Необходимость сесть и заново написать сказку чуть охладила его пыл: стало очевидным, что за месяц книгу, конечно, не кончить. В лучшем случае допишет к сентябрю одну только сказку.
А пока что, наученный кое-каким опытом («Не забывать о красной нитке. Если об этом забуду, то горя мне опять будет немало»), отметил для себя все самое главное и набросал план книги.
Главным героем снова должен был стать Борис Гориков, который приехал на юг, чтобы по соседству со знаменитым пионерским лагерем провести отпуск с сыном Алькой.
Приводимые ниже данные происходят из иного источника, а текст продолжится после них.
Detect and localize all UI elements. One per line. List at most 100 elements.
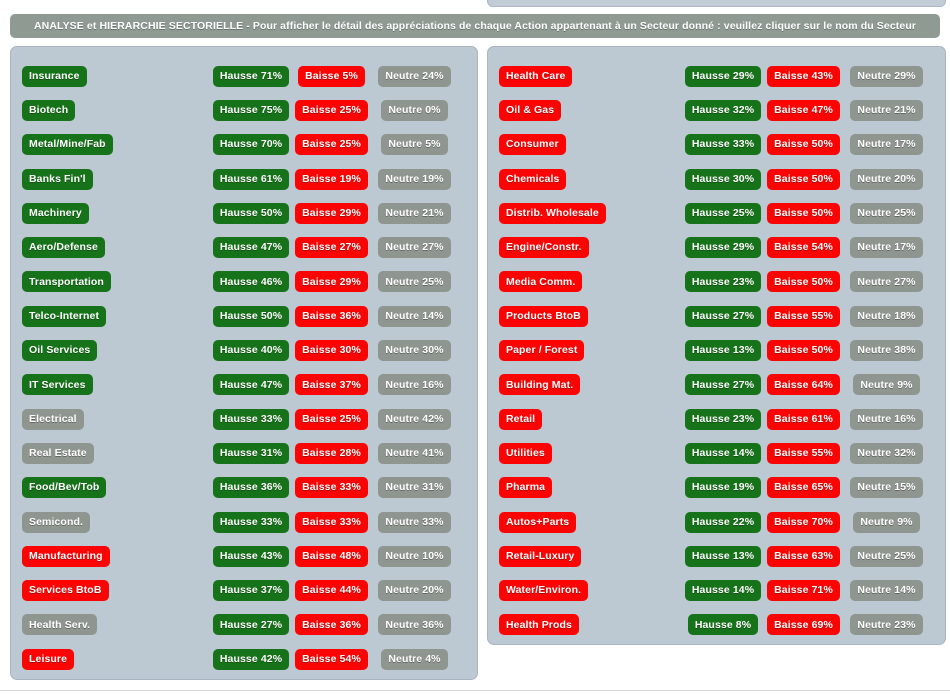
sector-row: Semicond. Hausse 33% Baisse 33% Neutre 33%	[11, 505, 477, 539]
hausse-value-badge-cell: Hausse 47%	[211, 237, 291, 259]
neutre-value-badge-cell: Neutre 36%	[373, 614, 456, 636]
sector-name-button[interactable]: Utilities	[499, 442, 552, 464]
neutre-value-badge: Neutre 24%	[378, 65, 451, 87]
neutre-value-badge-cell: Neutre 24%	[373, 65, 456, 87]
sector-name-button[interactable]: Electrical	[22, 408, 84, 430]
sector-name-cell: Health Prods	[499, 614, 579, 636]
neutre-value-badge: Neutre 27%	[850, 271, 923, 293]
sector-name-cell: Retail-Luxury	[499, 545, 582, 567]
baisse-value-badge: Baisse 70%	[767, 511, 840, 533]
sector-name-button[interactable]: Water/Environ.	[499, 580, 589, 602]
hausse-value-badge-cell: Hausse 27%	[211, 614, 291, 636]
sector-name-button[interactable]: Real Estate	[22, 442, 94, 464]
sector-row: Health Care Hausse 29% Baisse 43% Neutre 29…	[488, 59, 945, 93]
hausse-value-badge-cell: Hausse 23%	[683, 271, 763, 293]
sector-name-cell: Autos+Parts	[499, 511, 577, 533]
sector-row: Telco-Internet Hausse 50% Baisse 36% Neutre…	[11, 299, 477, 333]
sector-name-cell: Food/Bev/Tob	[22, 477, 107, 499]
sector-name-button[interactable]: Transportation	[22, 271, 111, 293]
sector-row: IT Services Hausse 47% Baisse 37% Neutre 16…	[11, 368, 477, 402]
sector-name-cell: Oil Services	[22, 340, 98, 362]
sector-row: Products BtoB Hausse 27% Baisse 55% Neutre …	[488, 299, 945, 333]
hausse-value-badge-cell: Hausse 32%	[683, 99, 763, 121]
neutre-value-badge: Neutre 36%	[378, 614, 451, 636]
sector-name-button[interactable]: Semicond.	[22, 511, 90, 533]
sector-name-button[interactable]: Autos+Parts	[499, 511, 577, 533]
sector-name-button[interactable]: Insurance	[22, 65, 87, 87]
sector-row: Media Comm. Hausse 23% Baisse 50% Neutre 27…	[488, 265, 945, 299]
sector-name-button[interactable]: Machinery	[22, 202, 89, 224]
neutre-value-badge-cell: Neutre 9%	[845, 511, 928, 533]
sector-name-button[interactable]: Telco-Internet	[22, 305, 107, 327]
sector-name-button[interactable]: Leisure	[22, 648, 75, 670]
hausse-value-badge: Hausse 13%	[684, 545, 762, 567]
hausse-value-badge: Hausse 13%	[684, 340, 762, 362]
sector-row: Transportation Hausse 46% Baisse 29% Neutre…	[11, 265, 477, 299]
neutre-value-badge-cell: Neutre 29%	[845, 65, 928, 87]
sector-name-button[interactable]: Health Serv.	[22, 614, 98, 636]
neutre-value-badge-cell: Neutre 31%	[373, 477, 456, 499]
sector-name-button[interactable]: Oil Services	[22, 340, 98, 362]
neutre-value-badge: Neutre 31%	[378, 477, 451, 499]
sector-name-button[interactable]: Pharma	[499, 477, 553, 499]
baisse-value-badge-cell: Baisse 50%	[764, 271, 843, 293]
baisse-value-badge: Baisse 25%	[295, 408, 368, 430]
hausse-value-badge: Hausse 33%	[684, 134, 762, 156]
neutre-value-badge: Neutre 32%	[850, 442, 923, 464]
neutre-value-badge: Neutre 14%	[850, 580, 923, 602]
sector-name-button[interactable]: Media Comm.	[499, 271, 583, 293]
sector-name-cell: Paper / Forest	[499, 340, 585, 362]
sector-row: Consumer Hausse 33% Baisse 50% Neutre 17%	[488, 128, 945, 162]
sector-name-button[interactable]: Food/Bev/Tob	[22, 477, 107, 499]
sector-name-button[interactable]: Metal/Mine/Fab	[22, 134, 113, 156]
sector-name-button[interactable]: Chemicals	[499, 168, 567, 190]
sector-name-cell: Water/Environ.	[499, 580, 589, 602]
sector-name-button[interactable]: IT Services	[22, 374, 93, 396]
baisse-value-badge-cell: Baisse 50%	[764, 202, 843, 224]
sector-name-cell: Manufacturing	[22, 545, 110, 567]
baisse-value-badge-cell: Baisse 50%	[764, 168, 843, 190]
header-title-text: ANALYSE et HIERARCHIE SECTORIELLE - Pour…	[33, 20, 917, 32]
sector-name-button[interactable]: Retail-Luxury	[499, 545, 582, 567]
sector-name-button[interactable]: Engine/Constr.	[499, 237, 589, 259]
sector-name-cell: Leisure	[22, 648, 75, 670]
sector-row: Electrical Hausse 33% Baisse 25% Neutre 42%	[11, 402, 477, 436]
neutre-value-badge: Neutre 20%	[378, 580, 451, 602]
neutre-value-badge: Neutre 18%	[850, 305, 923, 327]
hausse-value-badge-cell: Hausse 33%	[683, 134, 763, 156]
sector-name-button[interactable]: Retail	[499, 408, 543, 430]
hausse-value-badge-cell: Hausse 29%	[683, 237, 763, 259]
sector-name-button[interactable]: Consumer	[499, 134, 566, 156]
sector-name-button[interactable]: Health Prods	[499, 614, 579, 636]
sector-name-button[interactable]: Products BtoB	[499, 305, 588, 327]
neutre-value-badge-cell: Neutre 0%	[373, 99, 456, 121]
neutre-value-badge-cell: Neutre 23%	[845, 614, 928, 636]
neutre-value-badge-cell: Neutre 42%	[373, 408, 456, 430]
hausse-value-badge: Hausse 61%	[212, 168, 290, 190]
sector-name-button[interactable]: Services BtoB	[22, 580, 109, 602]
sector-row: Distrib. Wholesale Hausse 25% Baisse 50% Ne…	[488, 196, 945, 230]
sector-name-button[interactable]: Building Mat.	[499, 374, 581, 396]
baisse-value-badge: Baisse 69%	[767, 614, 840, 636]
sector-row: Pharma Hausse 19% Baisse 65% Neutre 15%	[488, 471, 945, 505]
sector-name-button[interactable]: Aero/Defense	[22, 237, 105, 259]
sector-name-button[interactable]: Biotech	[22, 99, 76, 121]
sector-name-button[interactable]: Oil & Gas	[499, 99, 562, 121]
neutre-value-badge-cell: Neutre 15%	[845, 477, 928, 499]
page-root: ANALYSE et HIERARCHIE SECTORIELLE - Pour…	[0, 0, 950, 700]
sector-name-button[interactable]: Paper / Forest	[499, 340, 585, 362]
neutre-value-badge: Neutre 38%	[850, 340, 923, 362]
sector-name-button[interactable]: Manufacturing	[22, 545, 110, 567]
baisse-value-badge-cell: Baisse 36%	[292, 305, 371, 327]
sector-name-button[interactable]: Banks Fin'l	[22, 168, 93, 190]
hausse-value-badge-cell: Hausse 29%	[683, 65, 763, 87]
baisse-value-badge-cell: Baisse 19%	[292, 168, 371, 190]
hausse-value-badge-cell: Hausse 37%	[211, 580, 291, 602]
sector-row: Building Mat. Hausse 27% Baisse 64% Neutre …	[488, 368, 945, 402]
baisse-value-badge: Baisse 50%	[767, 202, 840, 224]
baisse-value-badge: Baisse 19%	[295, 168, 368, 190]
sector-name-button[interactable]: Health Care	[499, 65, 573, 87]
sector-name-button[interactable]: Distrib. Wholesale	[499, 202, 606, 224]
hausse-value-badge-cell: Hausse 13%	[683, 545, 763, 567]
sector-row: Machinery Hausse 50% Baisse 29% Neutre 21%	[11, 196, 477, 230]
Время тревожное. Из отпуска могут сорвать телеграммой в любую минуту, поэтому оба дорожат возможностью побыть вместе.
Бориса в самом деле отзовут (но уже потом, под конец). А пока их все равно разлучают. В лагере авария (не исключено вредительство). Лагерь остается без воды. И Борис, как инженер (допустим, военный инженер), будет руководить аварийными работами. Но надо куда-то деть Альку. Борис отдает его в лагерь, в отряд. Таким образом, в книге появятся вожатая Натка, другие вожатые, Наткина отрядная работа и те пионеры, которые приехали в лагерь со всех концов страны.
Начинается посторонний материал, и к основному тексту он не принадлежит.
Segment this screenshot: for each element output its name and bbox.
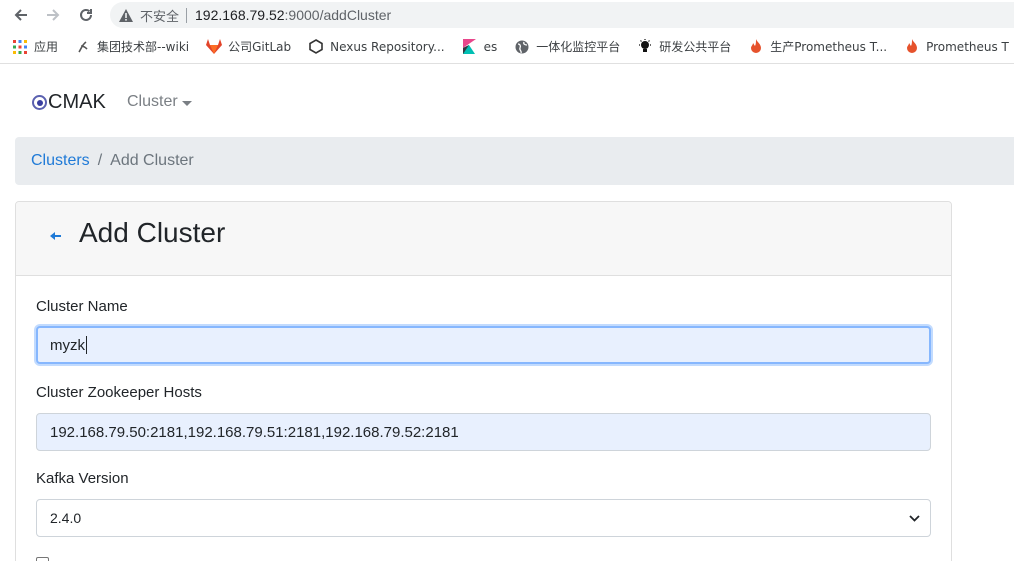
back-arrow-icon[interactable] [49,229,63,243]
bulb-icon [637,39,653,55]
back-arrow-icon[interactable] [10,4,32,26]
zk-hosts-input[interactable]: 192.168.79.50:2181,192.168.79.51:2181,19… [36,413,931,451]
prometheus-icon [748,39,764,55]
cluster-dropdown[interactable]: Cluster [127,93,192,111]
bookmarks-bar: 应用 集团技术部--wiki 公司GitLab Nexus Repository… [0,33,1014,60]
bookmark-label: 公司GitLab [228,40,292,54]
cluster-name-value: myzk [50,336,85,354]
bookmark-label: 研发公共平台 [659,40,732,54]
app-navbar: CMAK Cluster [0,64,1014,137]
zk-hosts-label: Cluster Zookeeper Hosts [36,384,202,401]
caret-down-icon [181,100,192,106]
warning-triangle-icon [118,7,134,23]
cluster-name-label: Cluster Name [36,298,128,315]
bookmark-rd-platform[interactable]: 研发公共平台 [637,38,731,55]
nexus-icon [308,39,324,55]
kafka-version-select[interactable]: 2.4.0 [36,499,931,537]
breadcrumb-clusters-link[interactable]: Clusters [31,152,90,170]
globe-icon [514,39,530,55]
address-bar[interactable]: 不安全 192.168.79.52:9000/addCluster [110,2,1014,28]
bookmark-label: 一体化监控平台 [536,40,621,54]
brand-link[interactable]: CMAK [32,91,106,114]
url-path: :9000/addCluster [284,7,392,23]
bookmark-label: es [483,39,498,54]
bookmark-label: Prometheus T [926,39,1009,54]
reload-icon[interactable] [75,4,97,26]
text-cursor [86,336,87,354]
add-cluster-card: Add Cluster Cluster Name myzk Cluster Zo… [15,201,952,561]
bookmark-prometheus[interactable]: Prometheus T [904,39,1009,55]
kafka-version-label: Kafka Version [36,470,129,487]
bookmark-wiki[interactable]: 集团技术部--wiki [75,38,189,55]
bookmark-label: 集团技术部--wiki [97,40,190,54]
prometheus-icon [904,39,920,55]
bookmark-monitor[interactable]: 一体化监控平台 [514,38,620,55]
insecure-label: 不安全 [140,8,180,24]
jmx-polling-checkbox[interactable] [36,557,49,561]
breadcrumb: Clusters / Add Cluster [15,137,1014,185]
cluster-dropdown-label: Cluster [127,93,178,110]
cmak-logo-icon [32,95,47,110]
bookmark-nexus[interactable]: Nexus Repository... [308,39,445,55]
bookmark-label: 生产Prometheus T... [770,40,888,54]
apps-grid-icon [12,39,28,55]
kafka-version-value: 2.4.0 [50,510,82,526]
cluster-name-input[interactable]: myzk [36,326,931,364]
forward-arrow-icon[interactable] [42,4,64,26]
wiki-icon [75,39,91,55]
kibana-icon [462,39,478,55]
card-header: Add Cluster [16,202,951,276]
chevron-down-icon [908,512,920,524]
bookmark-es[interactable]: es [462,39,498,55]
bookmark-label: Nexus Repository... [330,39,445,54]
jmx-polling-row[interactable] [36,557,59,561]
page-title: Add Cluster [79,217,226,248]
bookmark-label: 应用 [34,40,59,54]
bookmark-apps[interactable]: 应用 [12,38,58,55]
bookmark-prometheus-prod[interactable]: 生产Prometheus T... [748,38,887,55]
breadcrumb-divider: / [97,152,103,169]
address-separator [186,7,188,23]
zk-hosts-value: 192.168.79.50:2181,192.168.79.51:2181,19… [50,423,459,441]
gitlab-icon [206,39,223,55]
url-host: 192.168.79.52 [195,7,285,23]
breadcrumb-current: Add Cluster [110,152,194,169]
bookmark-gitlab[interactable]: 公司GitLab [206,38,291,55]
browser-toolbar: 不安全 192.168.79.52:9000/addCluster [0,0,1014,30]
brand-text: CMAK [48,91,106,113]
И он пометил в тетрадке основные вехи, на которых выстроит весь дальнейший сюжет.
«1) Натке приводят Альку. 2) Инженер уходит в горы (указать на перебои в старом источнике)».
И уже отчетливо виден финал – то, к чему он приведет всю книгу:
«Смерть
Приказ
Дорога
Далекий поезд
Кто же был Мальчиш-Кибальчиш?»
Тут же обдумал, как введет сказку в будущую повесть. Одна сказка-сон у него уже была во «Всадниках неприступных гор». Повесть эту он, правда, не любил, но опыт пригодился, хотя случай теперь был другой: во-первых, он писал детскую книгу; во-вторых, придумал необычную сказку; в-третьих, наркомпросовские педагогессы усиленно гнали сказку из детской литературы, чтобы «не отвлекала» от революционной действительности. И, рассчитывая позднее к этому вернуться, набросал предполагаемый разговор Натки со старшим вожатым Алешей:
«Что это еще за сказка… – (недовольно говорит Алеша) рассказала бы им про пионера, который предотвратил железнодорожное крушение».
«Да не слушают, – (отвечает Натка). – Ну, шел, ну, увидел, что гайки развинтились… подумаешь, какое дело…»
Каждое утро появлялся в редакции. Готовил материалы по своему отделу. Не мог дождаться вечера, чтобы прийти домой и записать то, что десятки раз за день проносилось в голове. Когда же попадал наконец к себе в комнату, сразу наваливалась усталость.
И потом другое – никак не мог «отписаться» за поездку. Обычно очерки свои писал легко. За два предыдущих месяца дал восемь не худших своих материалов: «Метатели копий» (по фельетону было принято специальное решение крайкома), очерк «Бензин. Керосин. Лигроин», фельетон «Сережа, выдай…», три статьи с судебного процесса, распутал таинственную историю закрытия рабочего распределителя в фельетоне «Ничего не вымышлено», а из путешествия прислал «Речь не о фонтанах».
Теперь же все шло до странного медленно. Долго не вытанцовывался последний абзац. Когда же пришел утром диктовать машинистке, показалось, что листки в руках у него совсем не те. Досадуя на себя, выпрыгнул в раскрытое окно, благо здание редакции было одноэтажным.
На третий день попал в больницу, пожалуй, самую грязную и заброшенную из всех, в которых ему доводилось бывать.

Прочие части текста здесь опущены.